Purpose: The purpose of this study was to assess the effect on intraocular pressure (IOP) and the safety and tolerability of oromucosal administration of a low dose of delta-9-tetrahydrocannabinol (Delta-9-THC) and cannabidiol (CBD).

Patients and methods: A randomized, double-masked, placebo-controlled, 4 way crossover study was conducted at a single center, using cannabis-based medicinal extract of Delta-9-THC and CBD. Six patients with ocular hypertension or early primary open angle glaucoma received a single sublingual dose at 8 AM of 5 mg Delta-9-THC, 20 mg CBD, 40 mg CBD, or placebo. Main outcome measure was IOP. Secondary outcomes included visual acuity, vital signs, and psychotropic effects.

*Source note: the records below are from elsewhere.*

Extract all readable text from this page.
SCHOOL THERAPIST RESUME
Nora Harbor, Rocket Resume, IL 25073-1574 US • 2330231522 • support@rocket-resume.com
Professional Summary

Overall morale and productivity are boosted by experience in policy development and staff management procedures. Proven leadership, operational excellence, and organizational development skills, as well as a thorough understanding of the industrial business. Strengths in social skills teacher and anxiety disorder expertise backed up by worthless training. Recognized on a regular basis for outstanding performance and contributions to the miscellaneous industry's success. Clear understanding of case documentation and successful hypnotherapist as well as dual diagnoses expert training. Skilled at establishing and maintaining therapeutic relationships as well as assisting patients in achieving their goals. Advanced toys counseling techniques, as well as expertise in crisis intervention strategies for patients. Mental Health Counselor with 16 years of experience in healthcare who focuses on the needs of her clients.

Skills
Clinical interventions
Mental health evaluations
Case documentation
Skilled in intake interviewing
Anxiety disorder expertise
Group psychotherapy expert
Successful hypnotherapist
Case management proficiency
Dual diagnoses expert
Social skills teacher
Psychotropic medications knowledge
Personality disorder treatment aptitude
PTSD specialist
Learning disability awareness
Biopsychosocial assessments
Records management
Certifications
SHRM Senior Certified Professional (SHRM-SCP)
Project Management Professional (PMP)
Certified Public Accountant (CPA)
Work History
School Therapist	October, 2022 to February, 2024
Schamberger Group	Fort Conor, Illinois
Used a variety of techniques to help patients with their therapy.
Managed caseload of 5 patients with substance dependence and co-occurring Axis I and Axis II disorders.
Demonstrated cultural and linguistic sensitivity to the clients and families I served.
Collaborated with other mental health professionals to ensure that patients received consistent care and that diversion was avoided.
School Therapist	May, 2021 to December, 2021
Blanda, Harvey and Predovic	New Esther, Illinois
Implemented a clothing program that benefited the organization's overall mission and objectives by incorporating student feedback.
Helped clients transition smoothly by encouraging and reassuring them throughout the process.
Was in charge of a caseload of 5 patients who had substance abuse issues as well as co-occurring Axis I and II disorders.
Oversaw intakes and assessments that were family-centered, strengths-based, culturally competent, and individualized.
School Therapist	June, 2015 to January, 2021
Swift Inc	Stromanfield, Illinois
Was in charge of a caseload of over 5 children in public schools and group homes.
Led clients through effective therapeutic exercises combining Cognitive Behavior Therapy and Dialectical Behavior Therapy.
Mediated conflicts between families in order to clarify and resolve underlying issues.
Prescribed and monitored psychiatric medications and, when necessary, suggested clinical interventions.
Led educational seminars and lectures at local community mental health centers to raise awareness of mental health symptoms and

Results: Two hours after sublingual administration of 5 mg Delta-9-THC, the IOP was significantly lower than after placebo (23.5 mm Hg vs. 27.3 mm Hg, P=0.026). The IOP returned to baseline level after the 4-hour IOP measurement. CBD administration did not reduce the IOP at any time. However, the higher dose of CBD (40 mg) produced a transient elevation of IOP at 4 hours after administration, from 23.2 to 25.9 mm Hg (P=0.028). Vital signs and visual acuity were not significantly changed. One patient experienced a transient and mild paniclike reaction after Delta-9-THC administration.

Conclusions: A single 5 mg sublingual dose of Delta-9-THC reduced the IOP temporarily and was well tolerated by most patients. Sublingual administration of 20 mg CBD did not reduce IOP, whereas 40 mg CBD produced a transient increase IOP rise.

A single 5 mg sublingual dose of Delta-9-THC reduced the IOP temporarily and was well tolerated by most patients. Sublingual administration of 20 mg CBD did not reduce IOP, whereas 40 mg CBD produced a transient increase IOP rise.